Article 88 of the Uniform Code of Military Justice, codified at 10 U.S.C. 888, is one of the most unusual punitive articles in military law. It criminalizes the use of contemptuous words by a commissioned officer against certain high public officials. It is narrow in who it reaches, specific about whom it protects, and bounded by limits that keep ordinary political debate outside its scope. Anyone trying to understand whether particular conduct could be charged under Article 88 needs to look carefully at each element the government must prove beyond a reasonable doubt.
The statutory text
The article reads, in substance, that any commissioned officer who uses contemptuous words against the President, the Vice President, Congress, the Secretary of Defense, the Secretary of a military department, the Secretary of Homeland Security, or the Governor or legislature of any State, Commonwealth, or possession in which the officer is on duty or present shall be punished as a court-martial may direct. The text fixes both the class of speaker and the list of protected officials, and those two features drive the analysis.
The required elements
To obtain a conviction, the prosecution must establish each of the following beyond a reasonable doubt.

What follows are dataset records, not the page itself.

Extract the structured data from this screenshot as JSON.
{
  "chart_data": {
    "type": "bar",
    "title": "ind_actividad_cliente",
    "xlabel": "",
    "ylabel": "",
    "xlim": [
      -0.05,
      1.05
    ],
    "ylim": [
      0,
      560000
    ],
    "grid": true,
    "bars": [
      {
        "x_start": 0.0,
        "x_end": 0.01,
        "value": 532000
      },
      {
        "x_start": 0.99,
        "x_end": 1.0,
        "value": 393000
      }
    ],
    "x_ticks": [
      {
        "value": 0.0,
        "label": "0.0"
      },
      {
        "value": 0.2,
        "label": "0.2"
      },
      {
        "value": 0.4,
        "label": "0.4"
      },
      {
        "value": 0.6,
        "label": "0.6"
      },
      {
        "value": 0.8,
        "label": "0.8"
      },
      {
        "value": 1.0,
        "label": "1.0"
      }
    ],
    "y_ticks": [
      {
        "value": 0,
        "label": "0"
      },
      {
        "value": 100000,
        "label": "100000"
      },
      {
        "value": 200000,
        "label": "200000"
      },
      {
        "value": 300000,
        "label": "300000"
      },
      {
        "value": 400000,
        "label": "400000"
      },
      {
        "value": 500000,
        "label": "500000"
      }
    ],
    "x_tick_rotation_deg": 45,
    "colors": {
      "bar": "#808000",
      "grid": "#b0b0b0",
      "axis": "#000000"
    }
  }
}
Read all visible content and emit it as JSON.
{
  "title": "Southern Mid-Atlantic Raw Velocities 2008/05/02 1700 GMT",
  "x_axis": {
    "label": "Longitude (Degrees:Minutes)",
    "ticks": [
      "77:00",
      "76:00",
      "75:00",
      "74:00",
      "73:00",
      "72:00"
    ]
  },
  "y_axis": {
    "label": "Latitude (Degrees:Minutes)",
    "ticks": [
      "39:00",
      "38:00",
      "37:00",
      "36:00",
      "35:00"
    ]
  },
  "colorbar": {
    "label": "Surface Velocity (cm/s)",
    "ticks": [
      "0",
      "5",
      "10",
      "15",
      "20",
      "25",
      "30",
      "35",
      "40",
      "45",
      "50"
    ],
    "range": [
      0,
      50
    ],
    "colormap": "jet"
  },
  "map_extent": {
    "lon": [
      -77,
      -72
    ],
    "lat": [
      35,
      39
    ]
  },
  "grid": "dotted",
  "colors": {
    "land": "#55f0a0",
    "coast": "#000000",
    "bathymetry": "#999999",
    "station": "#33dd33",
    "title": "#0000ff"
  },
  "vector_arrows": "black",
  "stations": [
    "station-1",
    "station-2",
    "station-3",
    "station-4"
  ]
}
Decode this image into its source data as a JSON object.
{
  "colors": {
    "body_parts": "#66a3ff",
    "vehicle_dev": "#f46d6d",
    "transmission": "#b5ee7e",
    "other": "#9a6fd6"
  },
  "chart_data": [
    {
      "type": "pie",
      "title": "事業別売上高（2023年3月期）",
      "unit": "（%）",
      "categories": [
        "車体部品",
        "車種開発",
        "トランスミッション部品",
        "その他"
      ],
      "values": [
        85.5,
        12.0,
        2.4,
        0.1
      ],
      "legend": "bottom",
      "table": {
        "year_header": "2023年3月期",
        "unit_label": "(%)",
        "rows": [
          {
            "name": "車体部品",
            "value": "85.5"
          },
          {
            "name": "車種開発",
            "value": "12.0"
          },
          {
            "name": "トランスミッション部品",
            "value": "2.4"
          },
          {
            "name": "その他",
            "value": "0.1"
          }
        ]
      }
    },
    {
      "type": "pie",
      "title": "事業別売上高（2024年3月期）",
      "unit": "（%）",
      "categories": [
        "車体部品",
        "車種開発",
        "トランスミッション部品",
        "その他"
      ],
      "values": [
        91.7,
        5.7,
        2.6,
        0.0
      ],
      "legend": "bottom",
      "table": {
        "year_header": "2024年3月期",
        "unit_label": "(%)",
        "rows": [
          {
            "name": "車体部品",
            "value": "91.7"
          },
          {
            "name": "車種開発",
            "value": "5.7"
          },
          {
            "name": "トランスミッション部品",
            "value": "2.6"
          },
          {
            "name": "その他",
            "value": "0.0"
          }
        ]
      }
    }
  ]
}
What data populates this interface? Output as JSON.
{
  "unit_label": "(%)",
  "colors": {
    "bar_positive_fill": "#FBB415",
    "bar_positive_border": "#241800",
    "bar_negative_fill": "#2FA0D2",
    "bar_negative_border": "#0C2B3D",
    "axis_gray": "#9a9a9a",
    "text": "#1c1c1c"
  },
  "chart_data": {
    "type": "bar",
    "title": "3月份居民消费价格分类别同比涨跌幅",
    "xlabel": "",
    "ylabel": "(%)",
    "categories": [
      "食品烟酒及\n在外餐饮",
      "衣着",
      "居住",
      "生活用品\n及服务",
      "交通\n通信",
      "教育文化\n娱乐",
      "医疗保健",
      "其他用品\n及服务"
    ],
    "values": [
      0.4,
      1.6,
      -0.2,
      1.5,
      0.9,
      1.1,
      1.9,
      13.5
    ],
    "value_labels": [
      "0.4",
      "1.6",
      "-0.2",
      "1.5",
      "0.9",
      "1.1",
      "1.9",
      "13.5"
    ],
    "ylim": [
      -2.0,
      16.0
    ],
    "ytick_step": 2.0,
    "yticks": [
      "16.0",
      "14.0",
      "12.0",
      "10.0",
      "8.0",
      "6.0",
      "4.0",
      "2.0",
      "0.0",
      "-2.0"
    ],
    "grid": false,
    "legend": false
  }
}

First, that the accused was a commissioned officer of the United States armed forces at the time of the conduct. This is a threshold status element, and it is what makes Article 88 distinctive. Enlisted members and warrant officers who are not commissioned are outside the article’s reach.
Second, that the accused used certain words against one of the officials or bodies named in the statute. The words must actually be directed against a covered official, not merely uttered in the abstract.
Third, that the official was one of those specifically enumerated: the President, the Vice President, Congress, the Secretary of Defense, the Secretary of a military department, the Secretary of Homeland Security, or the Governor or legislature of a State, Commonwealth, or possession. The list is exclusive. Contemptuous words about a senator individually, a federal judge, or a foreign head of state do not satisfy this element, although such conduct might implicate other articles.
Fourth, that the words were contemptuous. Words are contemptuous when they are insulting, rude, or disdainful, expressing scorn rather than reasoned disagreement. Harsh criticism alone is not enough; the speech must cross into derision of the official.